Bahan dan barang terpenting yang dimaksudkan untuk bersentuhan dengan makanan digunakan dalam komposisi bahan baku seperti PP, PE, danperekat laminasiterbuat dari poliuretan dan tinta cetak untuk membuat desain. Bahan yang digunakan untuk mengemas makanan harus aman dari sudut pandang yang berbeda. Makanan tidak boleh bersentuhan dengan kontaminan eksternal seperti bakteri, virus, mikroorganisme lain, kotoran, sehingga struktur mikro bahan kemasan tidak boleh membiarkan bahaya ini melewati dan mencemari makanan.
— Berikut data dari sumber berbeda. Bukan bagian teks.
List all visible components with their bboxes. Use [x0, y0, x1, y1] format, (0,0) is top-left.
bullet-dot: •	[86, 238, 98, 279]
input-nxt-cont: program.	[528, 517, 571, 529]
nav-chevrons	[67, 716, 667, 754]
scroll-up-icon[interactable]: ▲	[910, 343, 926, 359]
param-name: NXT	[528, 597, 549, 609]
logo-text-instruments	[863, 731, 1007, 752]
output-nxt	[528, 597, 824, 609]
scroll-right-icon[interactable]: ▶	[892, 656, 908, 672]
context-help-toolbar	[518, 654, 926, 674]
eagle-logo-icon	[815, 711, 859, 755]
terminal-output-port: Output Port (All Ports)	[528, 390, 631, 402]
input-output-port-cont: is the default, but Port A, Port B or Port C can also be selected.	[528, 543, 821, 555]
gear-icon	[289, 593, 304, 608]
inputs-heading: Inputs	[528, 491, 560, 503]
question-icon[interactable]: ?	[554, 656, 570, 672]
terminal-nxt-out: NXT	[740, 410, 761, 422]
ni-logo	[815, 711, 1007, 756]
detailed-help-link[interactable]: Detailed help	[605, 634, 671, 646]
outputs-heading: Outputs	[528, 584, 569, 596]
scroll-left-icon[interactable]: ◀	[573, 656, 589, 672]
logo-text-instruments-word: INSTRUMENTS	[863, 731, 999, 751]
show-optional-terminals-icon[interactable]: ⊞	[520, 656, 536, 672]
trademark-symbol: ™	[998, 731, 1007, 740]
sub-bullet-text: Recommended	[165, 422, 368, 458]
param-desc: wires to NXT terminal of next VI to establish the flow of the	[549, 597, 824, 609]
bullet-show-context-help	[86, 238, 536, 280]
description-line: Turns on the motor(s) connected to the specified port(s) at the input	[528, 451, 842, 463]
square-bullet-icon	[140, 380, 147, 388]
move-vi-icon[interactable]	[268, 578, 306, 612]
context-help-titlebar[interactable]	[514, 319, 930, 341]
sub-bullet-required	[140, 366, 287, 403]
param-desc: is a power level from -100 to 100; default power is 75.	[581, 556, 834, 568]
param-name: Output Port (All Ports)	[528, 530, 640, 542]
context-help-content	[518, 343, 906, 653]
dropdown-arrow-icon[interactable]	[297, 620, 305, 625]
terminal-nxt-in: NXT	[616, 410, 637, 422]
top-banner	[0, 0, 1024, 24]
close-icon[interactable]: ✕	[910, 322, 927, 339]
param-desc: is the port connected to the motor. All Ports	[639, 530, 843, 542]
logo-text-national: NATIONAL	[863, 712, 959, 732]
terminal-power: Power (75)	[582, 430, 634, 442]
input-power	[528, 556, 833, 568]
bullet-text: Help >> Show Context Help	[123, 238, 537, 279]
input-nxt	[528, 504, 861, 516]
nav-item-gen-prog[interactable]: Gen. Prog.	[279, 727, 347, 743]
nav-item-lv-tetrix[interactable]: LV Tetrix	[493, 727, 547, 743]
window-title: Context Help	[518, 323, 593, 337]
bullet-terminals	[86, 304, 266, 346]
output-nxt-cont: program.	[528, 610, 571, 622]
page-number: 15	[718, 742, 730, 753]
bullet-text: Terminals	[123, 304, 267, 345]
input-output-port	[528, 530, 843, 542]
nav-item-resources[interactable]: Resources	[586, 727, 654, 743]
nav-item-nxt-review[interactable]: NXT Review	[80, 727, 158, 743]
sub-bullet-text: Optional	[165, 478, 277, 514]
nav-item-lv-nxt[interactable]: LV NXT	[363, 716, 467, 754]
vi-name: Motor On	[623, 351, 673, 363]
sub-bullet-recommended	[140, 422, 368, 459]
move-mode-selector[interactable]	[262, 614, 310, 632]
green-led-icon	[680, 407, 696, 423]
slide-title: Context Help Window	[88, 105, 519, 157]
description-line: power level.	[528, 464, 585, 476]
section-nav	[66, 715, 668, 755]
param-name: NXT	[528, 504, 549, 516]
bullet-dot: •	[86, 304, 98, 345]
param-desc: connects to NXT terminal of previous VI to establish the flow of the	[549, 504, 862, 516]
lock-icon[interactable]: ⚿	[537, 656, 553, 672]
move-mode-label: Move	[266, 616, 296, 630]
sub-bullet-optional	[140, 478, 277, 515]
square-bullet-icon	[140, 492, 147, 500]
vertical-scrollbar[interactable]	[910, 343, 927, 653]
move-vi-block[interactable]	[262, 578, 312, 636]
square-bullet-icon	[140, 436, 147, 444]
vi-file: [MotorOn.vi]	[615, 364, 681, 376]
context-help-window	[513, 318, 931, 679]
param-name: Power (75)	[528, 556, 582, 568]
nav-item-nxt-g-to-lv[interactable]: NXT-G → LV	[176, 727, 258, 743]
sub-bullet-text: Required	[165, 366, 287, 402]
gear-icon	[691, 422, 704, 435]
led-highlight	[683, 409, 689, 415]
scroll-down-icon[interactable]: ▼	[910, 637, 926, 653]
Polypropylene memiliki struktur kristal reticulated yang:a penghalang yang baik untuk gas dan kontaminan. Jadi, polimer polipropilen banyak digunakan dalam kemasan makanan, memberikan perlindungan yang baik.
Tetapi beberapa migran dapat menembus struktur makromolekul polimer dan dapat mencemari bahan makanan. Migran tersebut terutama dapat berupa komponen tinta cetak danperekat poliuretan.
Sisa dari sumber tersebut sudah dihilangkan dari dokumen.